As the weeks have slipped by with frustratingly few discernable rescue efforts, the concern from the outside world has ebbed and flowed. First Lady Michelle Obama, celebrities such as Amy Poehler, and thousands of Instagram and Twitter users tried to raise awareness by joining the #bringbackourgirls campaign, a movement that’s not dissimilar from the rallying cry that following the earthquake and tsunami, which battered the eastern part of the Japan in March 2011 or, more appropriately, the outpouring of support for Malala Yousafzai, who survived an assassination attempt by the Taliban as she was leaving school in Swat, Pakistan in 2012.
As more and more social media users changed their profile images to show solidarity and male celebrities joined in with a coordinated effort, #realmendontbuygirls, news organizations also beefed up coverage with stories about U.S. involvement in the search, profiles of Boko Haram leader Abubakar Shekau, navel-gazing examinations as to why journalists took so long to cover the story to begin with and whether the social media movement can actually help. CNN even ran a piece straight out of its missing Malaysian airlines coverage playbook: “Nigeria abducted girls: Why hasn’t the rescue effort produced results?”
And why shouldn’t they? In many ways we may not want to admit, this story has captured our attention just like a natural disaster or an unexplained mystery. It’s tragic and unjust and hits close to home for anyone who knows right from wrong. Anyone who has had the basic right—the privilege—to attend school.
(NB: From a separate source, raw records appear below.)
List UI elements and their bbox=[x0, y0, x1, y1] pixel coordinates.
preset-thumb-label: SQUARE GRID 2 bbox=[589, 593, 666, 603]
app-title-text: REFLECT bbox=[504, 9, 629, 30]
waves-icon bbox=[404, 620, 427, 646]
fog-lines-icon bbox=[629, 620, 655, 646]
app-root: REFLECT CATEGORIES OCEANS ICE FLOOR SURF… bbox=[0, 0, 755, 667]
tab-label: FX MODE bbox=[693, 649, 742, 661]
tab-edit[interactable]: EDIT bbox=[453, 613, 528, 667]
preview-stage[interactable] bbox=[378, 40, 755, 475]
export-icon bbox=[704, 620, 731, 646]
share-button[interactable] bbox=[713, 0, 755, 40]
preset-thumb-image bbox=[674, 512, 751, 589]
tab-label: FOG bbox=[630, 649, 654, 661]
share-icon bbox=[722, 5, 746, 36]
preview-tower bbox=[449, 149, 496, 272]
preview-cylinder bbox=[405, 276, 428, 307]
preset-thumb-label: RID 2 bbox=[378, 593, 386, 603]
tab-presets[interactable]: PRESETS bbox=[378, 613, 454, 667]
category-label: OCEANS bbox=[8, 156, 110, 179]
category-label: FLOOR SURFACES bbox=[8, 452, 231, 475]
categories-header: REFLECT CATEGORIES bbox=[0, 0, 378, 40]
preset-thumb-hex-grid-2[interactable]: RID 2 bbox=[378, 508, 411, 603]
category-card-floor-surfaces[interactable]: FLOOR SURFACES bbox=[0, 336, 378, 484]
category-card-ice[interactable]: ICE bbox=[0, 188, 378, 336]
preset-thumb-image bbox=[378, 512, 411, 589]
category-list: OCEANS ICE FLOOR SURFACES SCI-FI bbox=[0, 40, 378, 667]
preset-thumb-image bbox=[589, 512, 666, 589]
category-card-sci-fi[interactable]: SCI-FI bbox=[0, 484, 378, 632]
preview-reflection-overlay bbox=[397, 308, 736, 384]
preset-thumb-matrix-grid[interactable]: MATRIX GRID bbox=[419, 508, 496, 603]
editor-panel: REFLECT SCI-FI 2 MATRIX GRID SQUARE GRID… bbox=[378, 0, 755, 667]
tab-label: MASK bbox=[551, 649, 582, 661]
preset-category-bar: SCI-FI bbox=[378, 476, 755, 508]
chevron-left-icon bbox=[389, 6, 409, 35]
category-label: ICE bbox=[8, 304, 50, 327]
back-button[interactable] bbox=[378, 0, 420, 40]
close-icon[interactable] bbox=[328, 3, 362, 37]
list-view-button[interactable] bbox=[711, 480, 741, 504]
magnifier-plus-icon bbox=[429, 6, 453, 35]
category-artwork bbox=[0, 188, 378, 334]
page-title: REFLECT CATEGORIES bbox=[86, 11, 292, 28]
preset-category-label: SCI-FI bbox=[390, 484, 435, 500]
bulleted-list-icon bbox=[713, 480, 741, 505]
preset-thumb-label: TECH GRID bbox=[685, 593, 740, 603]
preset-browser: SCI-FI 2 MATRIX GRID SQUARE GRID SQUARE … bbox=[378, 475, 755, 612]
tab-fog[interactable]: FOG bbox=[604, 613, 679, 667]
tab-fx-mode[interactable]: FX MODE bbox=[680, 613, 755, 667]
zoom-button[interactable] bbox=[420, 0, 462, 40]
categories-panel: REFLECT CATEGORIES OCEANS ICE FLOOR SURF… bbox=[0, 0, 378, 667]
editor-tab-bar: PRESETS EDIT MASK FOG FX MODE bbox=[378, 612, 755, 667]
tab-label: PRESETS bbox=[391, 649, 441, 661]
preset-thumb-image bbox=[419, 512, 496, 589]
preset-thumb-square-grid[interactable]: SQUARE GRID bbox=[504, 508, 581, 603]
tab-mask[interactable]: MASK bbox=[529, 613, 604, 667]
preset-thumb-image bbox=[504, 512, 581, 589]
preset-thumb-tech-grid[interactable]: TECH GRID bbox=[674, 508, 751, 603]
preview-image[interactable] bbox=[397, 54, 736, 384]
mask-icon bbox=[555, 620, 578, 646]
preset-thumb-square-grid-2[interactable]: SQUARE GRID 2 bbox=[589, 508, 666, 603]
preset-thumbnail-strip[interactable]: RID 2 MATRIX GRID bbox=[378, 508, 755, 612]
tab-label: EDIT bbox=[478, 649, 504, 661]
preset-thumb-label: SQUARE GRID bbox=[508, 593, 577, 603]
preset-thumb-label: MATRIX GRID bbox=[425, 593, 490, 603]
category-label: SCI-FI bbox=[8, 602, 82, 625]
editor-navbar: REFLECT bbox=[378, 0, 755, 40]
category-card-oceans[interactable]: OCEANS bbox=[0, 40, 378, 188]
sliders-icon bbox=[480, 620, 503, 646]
But what happens when, as I hope, the girls are eventually rescued? What has happened to the girls like Malala who are still trying to attend school in Swat? The girls all over the world who are threatened for the very same reason? Whose parents keep them home to keep them safe? Or those who simply aren’t allowed to attend in the first place?
This is a subject that should be covered 365 days a year.
Too often stories that examine family planning, adolescent exposure to HIV/AIDS, reproductive health and access to primary education for girls are considered soft news. Features routinely relegated to “Special Topics” or the Sunday Outlook and Style sections.
The reality is that the challenges of population growth, environmental degradation, corporate greed, food security and even violent extremism can be traced back to these same issues with girls’ health, education, and human rights at the core.
Depriving girls of access to education has political, policy and legal ramifications to name but a few. And coverage of the tragedy still unfolding in northern Nigeria and elsewhere demonstrates that there’s a widespread, diverse and engaged audience to drive traffic to news organizations that prioritize stories on this subject.